Summary
A 15-year-old boy was sentenced to life in prison for fatally stabbing a stranger, Muhammad Hassam Ali, after a brief conversation in Birmingham city center. The second boy, who stood by, was sentenced to five years in secure accommodation. Ali’s family expressed their grief, describing him as a budding engineer whose life was tragically cut short.
This is genuinely disappointing. I understand the need for punishment, but unless there is therapy, a path to recovery and reintegration into society, we’re just housing more and more people without a future.
What about the other teenager? The one who died?
He never gets to go home, he’ll never be part of society again.
While that’s obviously very sad and tragic the purpose of criminal justice should never be vengeance or an eye for an eye. It should be about rehabilitation and reintegration. Yes it’s awful that a life was lost but functionally removing another life from society for forever is hardly a good solution.
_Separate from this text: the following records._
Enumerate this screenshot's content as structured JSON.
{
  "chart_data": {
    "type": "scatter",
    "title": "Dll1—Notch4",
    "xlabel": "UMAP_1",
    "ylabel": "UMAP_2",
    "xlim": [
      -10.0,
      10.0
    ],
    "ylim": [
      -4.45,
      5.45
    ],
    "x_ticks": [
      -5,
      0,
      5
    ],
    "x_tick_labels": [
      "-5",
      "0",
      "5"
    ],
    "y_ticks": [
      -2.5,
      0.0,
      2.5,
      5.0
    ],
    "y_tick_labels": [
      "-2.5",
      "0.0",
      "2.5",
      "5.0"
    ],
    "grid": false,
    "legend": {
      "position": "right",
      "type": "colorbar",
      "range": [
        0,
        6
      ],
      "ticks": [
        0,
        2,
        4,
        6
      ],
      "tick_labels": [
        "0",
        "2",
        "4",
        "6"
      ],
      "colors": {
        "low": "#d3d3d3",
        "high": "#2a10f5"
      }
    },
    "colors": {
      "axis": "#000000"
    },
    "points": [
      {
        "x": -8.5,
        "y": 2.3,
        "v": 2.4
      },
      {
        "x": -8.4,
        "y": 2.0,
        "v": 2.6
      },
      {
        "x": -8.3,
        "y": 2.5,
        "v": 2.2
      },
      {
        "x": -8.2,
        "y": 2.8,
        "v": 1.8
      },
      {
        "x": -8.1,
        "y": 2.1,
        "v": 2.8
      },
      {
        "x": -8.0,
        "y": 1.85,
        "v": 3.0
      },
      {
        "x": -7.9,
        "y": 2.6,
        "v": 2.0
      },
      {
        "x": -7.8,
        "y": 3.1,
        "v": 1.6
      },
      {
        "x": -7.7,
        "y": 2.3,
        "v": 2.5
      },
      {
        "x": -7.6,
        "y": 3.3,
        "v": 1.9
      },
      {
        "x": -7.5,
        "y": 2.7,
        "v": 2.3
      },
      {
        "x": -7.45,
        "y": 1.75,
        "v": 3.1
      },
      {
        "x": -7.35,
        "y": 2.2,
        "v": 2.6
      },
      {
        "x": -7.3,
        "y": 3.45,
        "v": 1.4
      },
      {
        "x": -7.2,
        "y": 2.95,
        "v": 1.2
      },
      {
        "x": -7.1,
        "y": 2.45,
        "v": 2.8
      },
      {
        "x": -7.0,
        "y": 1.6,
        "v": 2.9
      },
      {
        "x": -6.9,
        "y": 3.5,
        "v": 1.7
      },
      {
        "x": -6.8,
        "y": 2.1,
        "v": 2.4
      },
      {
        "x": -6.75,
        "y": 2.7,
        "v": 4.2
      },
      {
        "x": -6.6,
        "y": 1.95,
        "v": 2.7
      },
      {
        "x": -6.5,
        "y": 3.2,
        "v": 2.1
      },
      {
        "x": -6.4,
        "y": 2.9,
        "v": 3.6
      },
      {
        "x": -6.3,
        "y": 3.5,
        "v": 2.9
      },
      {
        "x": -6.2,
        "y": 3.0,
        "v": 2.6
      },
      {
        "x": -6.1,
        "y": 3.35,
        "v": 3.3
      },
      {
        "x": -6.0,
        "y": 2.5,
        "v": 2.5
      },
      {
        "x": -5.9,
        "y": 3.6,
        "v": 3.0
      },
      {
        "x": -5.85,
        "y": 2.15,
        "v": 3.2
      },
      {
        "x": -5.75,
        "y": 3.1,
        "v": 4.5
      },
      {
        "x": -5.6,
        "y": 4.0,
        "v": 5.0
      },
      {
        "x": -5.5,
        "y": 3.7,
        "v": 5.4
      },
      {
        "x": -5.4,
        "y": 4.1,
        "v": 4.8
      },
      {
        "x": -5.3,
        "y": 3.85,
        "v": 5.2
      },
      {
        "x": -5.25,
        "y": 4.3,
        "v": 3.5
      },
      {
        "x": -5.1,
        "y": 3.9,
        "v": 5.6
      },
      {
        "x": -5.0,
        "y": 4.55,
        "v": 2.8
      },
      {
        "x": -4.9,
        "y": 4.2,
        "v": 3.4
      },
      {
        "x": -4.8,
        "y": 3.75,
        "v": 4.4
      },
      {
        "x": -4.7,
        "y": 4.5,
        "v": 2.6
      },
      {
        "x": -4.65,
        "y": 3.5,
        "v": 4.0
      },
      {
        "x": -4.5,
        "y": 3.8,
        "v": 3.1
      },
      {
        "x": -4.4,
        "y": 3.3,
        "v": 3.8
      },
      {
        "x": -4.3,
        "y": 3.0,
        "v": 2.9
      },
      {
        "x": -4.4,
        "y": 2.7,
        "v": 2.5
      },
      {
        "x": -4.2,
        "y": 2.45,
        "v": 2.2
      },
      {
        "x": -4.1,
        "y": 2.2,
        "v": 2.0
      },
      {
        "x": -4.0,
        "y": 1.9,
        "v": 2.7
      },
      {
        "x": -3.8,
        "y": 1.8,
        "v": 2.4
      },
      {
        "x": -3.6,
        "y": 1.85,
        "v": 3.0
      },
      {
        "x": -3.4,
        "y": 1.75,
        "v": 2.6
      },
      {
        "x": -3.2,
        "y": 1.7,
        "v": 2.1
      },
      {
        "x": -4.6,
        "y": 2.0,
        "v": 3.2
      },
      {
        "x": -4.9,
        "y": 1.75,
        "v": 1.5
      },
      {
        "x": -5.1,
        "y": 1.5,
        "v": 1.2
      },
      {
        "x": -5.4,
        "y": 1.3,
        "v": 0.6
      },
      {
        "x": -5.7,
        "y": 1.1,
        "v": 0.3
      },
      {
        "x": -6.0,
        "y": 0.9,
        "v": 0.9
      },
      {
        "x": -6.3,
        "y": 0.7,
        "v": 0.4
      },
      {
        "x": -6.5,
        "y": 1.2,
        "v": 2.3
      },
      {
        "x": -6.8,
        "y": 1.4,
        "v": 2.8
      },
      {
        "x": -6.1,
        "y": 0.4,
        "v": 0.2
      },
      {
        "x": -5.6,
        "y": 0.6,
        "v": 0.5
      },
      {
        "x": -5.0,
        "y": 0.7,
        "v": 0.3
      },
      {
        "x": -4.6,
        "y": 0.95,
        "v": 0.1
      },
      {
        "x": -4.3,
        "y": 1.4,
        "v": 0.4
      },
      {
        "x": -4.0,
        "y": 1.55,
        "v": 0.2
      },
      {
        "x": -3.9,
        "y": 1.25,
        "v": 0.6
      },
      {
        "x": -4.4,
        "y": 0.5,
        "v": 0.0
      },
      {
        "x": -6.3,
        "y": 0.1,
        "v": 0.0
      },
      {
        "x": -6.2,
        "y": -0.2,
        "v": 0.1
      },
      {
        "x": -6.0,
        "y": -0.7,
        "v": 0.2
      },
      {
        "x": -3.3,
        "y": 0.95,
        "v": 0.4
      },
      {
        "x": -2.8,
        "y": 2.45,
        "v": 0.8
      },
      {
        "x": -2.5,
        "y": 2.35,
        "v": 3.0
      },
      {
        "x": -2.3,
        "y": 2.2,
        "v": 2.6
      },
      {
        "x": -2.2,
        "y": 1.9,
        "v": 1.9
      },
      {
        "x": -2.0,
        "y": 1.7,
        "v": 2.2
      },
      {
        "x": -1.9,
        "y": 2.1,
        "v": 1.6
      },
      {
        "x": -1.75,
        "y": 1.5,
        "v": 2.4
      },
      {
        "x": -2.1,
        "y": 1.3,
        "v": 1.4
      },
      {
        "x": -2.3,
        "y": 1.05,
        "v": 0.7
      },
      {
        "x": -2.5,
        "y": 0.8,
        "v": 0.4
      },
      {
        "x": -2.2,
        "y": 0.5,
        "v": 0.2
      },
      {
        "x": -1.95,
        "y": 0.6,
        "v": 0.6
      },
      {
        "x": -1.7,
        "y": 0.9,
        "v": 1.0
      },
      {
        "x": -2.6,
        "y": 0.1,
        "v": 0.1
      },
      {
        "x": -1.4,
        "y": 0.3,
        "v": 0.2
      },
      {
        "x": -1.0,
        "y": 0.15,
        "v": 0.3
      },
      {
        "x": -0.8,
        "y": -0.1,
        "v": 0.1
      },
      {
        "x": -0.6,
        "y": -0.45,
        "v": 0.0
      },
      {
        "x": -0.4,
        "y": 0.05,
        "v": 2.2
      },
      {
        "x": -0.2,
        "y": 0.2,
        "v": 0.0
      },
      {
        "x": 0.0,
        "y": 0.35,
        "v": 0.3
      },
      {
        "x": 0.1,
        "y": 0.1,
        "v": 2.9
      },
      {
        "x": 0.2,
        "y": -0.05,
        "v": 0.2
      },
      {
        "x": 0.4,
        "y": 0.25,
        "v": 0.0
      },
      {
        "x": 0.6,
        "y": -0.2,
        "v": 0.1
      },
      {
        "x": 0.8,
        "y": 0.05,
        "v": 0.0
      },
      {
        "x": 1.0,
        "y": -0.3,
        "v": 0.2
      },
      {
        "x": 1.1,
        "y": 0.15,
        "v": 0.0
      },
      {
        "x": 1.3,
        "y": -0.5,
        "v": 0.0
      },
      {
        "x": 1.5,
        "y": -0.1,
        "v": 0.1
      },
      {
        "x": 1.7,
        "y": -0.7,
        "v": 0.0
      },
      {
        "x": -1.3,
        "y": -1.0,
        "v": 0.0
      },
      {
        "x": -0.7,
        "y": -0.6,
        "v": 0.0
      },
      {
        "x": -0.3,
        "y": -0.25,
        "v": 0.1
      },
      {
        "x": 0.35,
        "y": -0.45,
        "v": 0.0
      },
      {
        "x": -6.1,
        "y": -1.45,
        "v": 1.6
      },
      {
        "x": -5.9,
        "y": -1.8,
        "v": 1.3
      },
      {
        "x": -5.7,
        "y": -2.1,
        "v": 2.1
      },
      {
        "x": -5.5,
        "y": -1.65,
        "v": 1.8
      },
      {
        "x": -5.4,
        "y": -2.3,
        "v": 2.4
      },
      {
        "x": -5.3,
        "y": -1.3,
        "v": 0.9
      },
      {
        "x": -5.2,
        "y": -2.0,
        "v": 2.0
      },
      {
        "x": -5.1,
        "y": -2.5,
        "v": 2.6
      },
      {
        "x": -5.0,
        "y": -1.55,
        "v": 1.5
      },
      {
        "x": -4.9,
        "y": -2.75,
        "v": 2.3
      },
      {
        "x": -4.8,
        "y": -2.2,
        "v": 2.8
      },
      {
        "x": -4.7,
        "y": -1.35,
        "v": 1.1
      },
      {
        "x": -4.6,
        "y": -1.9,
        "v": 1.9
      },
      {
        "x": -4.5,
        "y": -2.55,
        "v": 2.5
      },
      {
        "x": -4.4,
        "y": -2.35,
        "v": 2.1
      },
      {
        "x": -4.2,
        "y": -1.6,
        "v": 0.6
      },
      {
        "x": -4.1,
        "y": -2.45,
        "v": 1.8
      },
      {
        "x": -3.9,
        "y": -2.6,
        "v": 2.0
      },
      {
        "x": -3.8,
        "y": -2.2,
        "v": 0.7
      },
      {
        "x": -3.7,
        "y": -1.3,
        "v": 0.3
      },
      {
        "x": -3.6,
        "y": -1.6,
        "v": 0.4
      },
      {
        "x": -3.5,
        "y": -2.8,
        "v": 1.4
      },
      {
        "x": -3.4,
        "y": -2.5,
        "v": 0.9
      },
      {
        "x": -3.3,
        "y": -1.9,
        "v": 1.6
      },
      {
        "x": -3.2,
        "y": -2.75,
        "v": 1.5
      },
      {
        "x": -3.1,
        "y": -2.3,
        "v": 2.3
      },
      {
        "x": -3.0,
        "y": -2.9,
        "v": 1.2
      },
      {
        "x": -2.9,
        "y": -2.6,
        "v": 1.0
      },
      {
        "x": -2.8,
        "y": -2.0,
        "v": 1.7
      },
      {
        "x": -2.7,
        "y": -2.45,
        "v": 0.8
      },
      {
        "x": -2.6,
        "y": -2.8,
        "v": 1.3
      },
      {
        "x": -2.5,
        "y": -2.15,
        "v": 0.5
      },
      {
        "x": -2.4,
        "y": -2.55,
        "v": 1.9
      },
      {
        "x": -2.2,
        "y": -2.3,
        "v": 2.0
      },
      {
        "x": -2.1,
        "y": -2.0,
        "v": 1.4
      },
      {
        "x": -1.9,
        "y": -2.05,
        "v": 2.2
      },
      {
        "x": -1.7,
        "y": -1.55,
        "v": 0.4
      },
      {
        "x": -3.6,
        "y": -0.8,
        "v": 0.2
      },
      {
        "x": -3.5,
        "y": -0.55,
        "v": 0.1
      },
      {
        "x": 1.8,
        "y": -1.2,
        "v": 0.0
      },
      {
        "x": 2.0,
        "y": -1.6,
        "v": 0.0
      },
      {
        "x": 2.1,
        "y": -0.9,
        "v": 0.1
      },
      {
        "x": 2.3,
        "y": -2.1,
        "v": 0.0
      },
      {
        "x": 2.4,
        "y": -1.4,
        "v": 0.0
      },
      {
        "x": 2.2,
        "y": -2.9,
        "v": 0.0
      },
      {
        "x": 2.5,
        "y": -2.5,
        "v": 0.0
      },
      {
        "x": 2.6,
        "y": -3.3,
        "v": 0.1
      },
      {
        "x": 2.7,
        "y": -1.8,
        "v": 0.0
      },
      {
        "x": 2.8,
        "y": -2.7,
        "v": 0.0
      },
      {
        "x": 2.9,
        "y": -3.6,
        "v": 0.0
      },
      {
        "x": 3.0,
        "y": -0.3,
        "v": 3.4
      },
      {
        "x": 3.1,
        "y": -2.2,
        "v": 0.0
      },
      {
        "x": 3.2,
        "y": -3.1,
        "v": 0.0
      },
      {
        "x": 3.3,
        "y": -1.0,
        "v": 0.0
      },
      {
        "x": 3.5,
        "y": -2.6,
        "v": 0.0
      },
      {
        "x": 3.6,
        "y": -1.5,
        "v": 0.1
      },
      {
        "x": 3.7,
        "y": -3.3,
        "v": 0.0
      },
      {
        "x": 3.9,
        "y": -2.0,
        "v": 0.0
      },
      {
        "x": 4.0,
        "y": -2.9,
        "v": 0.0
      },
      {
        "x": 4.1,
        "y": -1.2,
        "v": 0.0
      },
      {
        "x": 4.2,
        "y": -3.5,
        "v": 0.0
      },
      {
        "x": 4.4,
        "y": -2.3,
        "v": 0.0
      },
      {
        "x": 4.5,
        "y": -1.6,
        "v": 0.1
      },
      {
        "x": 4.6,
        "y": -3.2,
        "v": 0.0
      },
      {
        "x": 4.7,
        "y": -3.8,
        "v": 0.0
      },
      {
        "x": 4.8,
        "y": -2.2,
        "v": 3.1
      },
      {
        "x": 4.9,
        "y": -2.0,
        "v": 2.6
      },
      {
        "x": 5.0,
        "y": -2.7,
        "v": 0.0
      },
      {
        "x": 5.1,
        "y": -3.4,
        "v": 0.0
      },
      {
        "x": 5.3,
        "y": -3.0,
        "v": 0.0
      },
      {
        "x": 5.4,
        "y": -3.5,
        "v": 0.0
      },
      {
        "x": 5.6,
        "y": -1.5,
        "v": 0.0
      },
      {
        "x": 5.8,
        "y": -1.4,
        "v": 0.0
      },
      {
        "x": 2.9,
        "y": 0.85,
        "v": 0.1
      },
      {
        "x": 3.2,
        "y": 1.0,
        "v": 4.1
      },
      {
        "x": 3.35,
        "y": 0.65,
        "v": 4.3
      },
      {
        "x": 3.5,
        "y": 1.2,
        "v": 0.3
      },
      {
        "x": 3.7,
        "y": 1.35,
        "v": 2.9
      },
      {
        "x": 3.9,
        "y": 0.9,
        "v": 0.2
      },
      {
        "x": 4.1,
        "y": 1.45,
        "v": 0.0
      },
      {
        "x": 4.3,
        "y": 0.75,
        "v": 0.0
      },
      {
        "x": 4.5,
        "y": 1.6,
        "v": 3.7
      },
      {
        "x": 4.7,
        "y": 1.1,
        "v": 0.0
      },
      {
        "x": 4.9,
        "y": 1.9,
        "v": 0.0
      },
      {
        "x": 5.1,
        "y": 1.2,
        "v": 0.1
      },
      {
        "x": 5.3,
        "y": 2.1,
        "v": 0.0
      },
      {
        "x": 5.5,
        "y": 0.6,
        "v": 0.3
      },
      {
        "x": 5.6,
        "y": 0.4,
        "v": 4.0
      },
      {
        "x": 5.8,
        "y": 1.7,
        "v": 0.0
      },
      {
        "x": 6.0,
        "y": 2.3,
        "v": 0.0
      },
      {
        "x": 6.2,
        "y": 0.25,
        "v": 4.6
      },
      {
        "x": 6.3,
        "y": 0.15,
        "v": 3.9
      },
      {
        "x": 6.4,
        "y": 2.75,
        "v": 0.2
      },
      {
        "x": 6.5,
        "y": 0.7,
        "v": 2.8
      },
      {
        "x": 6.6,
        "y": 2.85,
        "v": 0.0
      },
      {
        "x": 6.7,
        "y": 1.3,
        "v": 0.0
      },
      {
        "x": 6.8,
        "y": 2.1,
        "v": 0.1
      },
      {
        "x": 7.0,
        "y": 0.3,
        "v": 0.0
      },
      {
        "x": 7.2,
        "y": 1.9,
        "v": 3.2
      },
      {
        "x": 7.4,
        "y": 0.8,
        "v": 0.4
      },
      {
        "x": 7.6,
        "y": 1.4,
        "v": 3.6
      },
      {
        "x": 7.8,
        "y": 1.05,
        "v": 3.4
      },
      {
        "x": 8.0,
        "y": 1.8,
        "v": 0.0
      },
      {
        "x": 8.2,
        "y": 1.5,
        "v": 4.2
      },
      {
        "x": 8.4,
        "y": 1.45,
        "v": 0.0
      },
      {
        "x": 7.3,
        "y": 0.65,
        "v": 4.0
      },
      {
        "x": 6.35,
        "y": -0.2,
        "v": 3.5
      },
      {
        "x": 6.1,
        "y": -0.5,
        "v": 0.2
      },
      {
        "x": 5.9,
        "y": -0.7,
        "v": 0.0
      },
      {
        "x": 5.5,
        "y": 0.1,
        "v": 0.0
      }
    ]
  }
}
Takes care of recidivism, though. But I wouldn’t advocate it for that reason.
Someone who will commit murder at the age of 15 is very badly damaged, and will need a great deal of help to not be a danger to others in the future. That’s the compassionate route.
Almost zero governments will want to spend the money. Sadly, it’s cheaper to keep them locked up.
Oh no, someone died… I guess the only solution is to provide free housing and food to the criminal, while not providing anything else he needs ensuring he’ll stay a piece of shit that does nothing but steal from society and will likely end up killing more. /s
Even a death sentence would be better at this point! Playing the emotion card falls flat if your solution is even worse.
I actually read the article, and if you get all the way to the first sentence, you’ll learn that he will be eligible for release starting at 28.
A 15-year-old boy who followed a teenager he did not know through Birmingham city centre and stabbed him to death after a four-minute conversation has been jailed for life with a minimum of 13 years.
Is there any data showing that this is more effective for reducing future violent crime?
How does your question take into account the victim’s family at all? You may not like it but one of the pillars of justice is seeking a fair and just punishment for the victim and their loved ones. You may not care about the murder victim’s family so somebody has to.
You can’t act like a crime is all about the perpetrator and their needs.
I’m sorry, but at 15 you’re old enough to know that stabbing a stranger to death is wrong.
So a basic concept of right and wrong is enough to try someone as an adult?
I’m sorry, but at 15 you’re old enough to know that stabbing a stranger to death is wrong.
Yes? What do you think they’re implying, that we should try to rehabilitate criminals… but only if they’re still young?
I think (and forgive me if I’m wrong) they’re essentially saying that without a rehabilitory justice system, we’re just locking people up for life and creating a net drain on society. Financially, culturally… it’s a morale drain on our nation, even.
Not to mention that as a society we’re abandoning a person who, through a justice system built on rehabilitation and not some ye oldie Catholic concept of creating a punishing Hell on Earth, could actually flourish one day, adding to our society instead of taking from it.
A prison system designed to simply incarcerate, punish and torture those it touches will never offer anywhere near the same benefits to us as one that is designed to attempt to rehabilitate.
Not everybody can be rehabilitated, of course, but that’s like saying we shouldn’t try to treat cancer, because not everybody can be cured.
And since a 8 year old knows a stove might be hot he should be allowed to drive, drink and smoke ,right? 🥸
Yep. The kind of humanoid that would choose to do this has some sort of fundamental fault. Unit is defective, recall to warehouse, keep in observation to further refine diagnostic models. Or just return to manufacturer.
Yeah this kind of rhetoric doesn’t sound at all like a deranged psychopath who believes in exterminating the “other”…
Sure but what’s even the point of a youth Justice system if you’re gonna say that and try every kid as an adult?
A youth justice system is for dealing with kids and teens who shoplift, or break noise ordinances, or run away from home, or abuse illicit substances, or any number of “boundary exploring” behaviors.
A youth justice system is not the appropriate venue for dealing with “kids” so lacking in moral fiber as to deliberately and maliciously kill another person.
The tolerance we have for “youthful indiscretion” does not and should not extend to this degree of violence. A youth justice system is not an appropriate venue for those determined to be fundamentally irredeemable.
Oh so we shouldn’t help people unless they were perfect?
What an insanely simplistic take on the matter. I don’t believe you’re seriously suggesting that the murderer didn’t actually understand that stabbing people to death is wrong.
That’s all a sign of just how sick our society is. We can treat mental health, we can offer higher quality education, by doing so, we give a person the opportunity to elevate their socioeconomic status. These are largely key factors in criminal behavior. But instead we just lock up the criminal, because it’s cheaper. We can’t fix our society until the government stops prioritizing profit over health and education.
If you stabbed someone to death after a brief conversation, there’s something wrong with you, and it likely puts you high on the ASP disorder spectrum, which doesn’t really have a cure. Its akin to being a psychopath (which really isn’t a diagnostic word anymore, but i think it gets the point across better). Point is, you don’t get better from being a psychopath.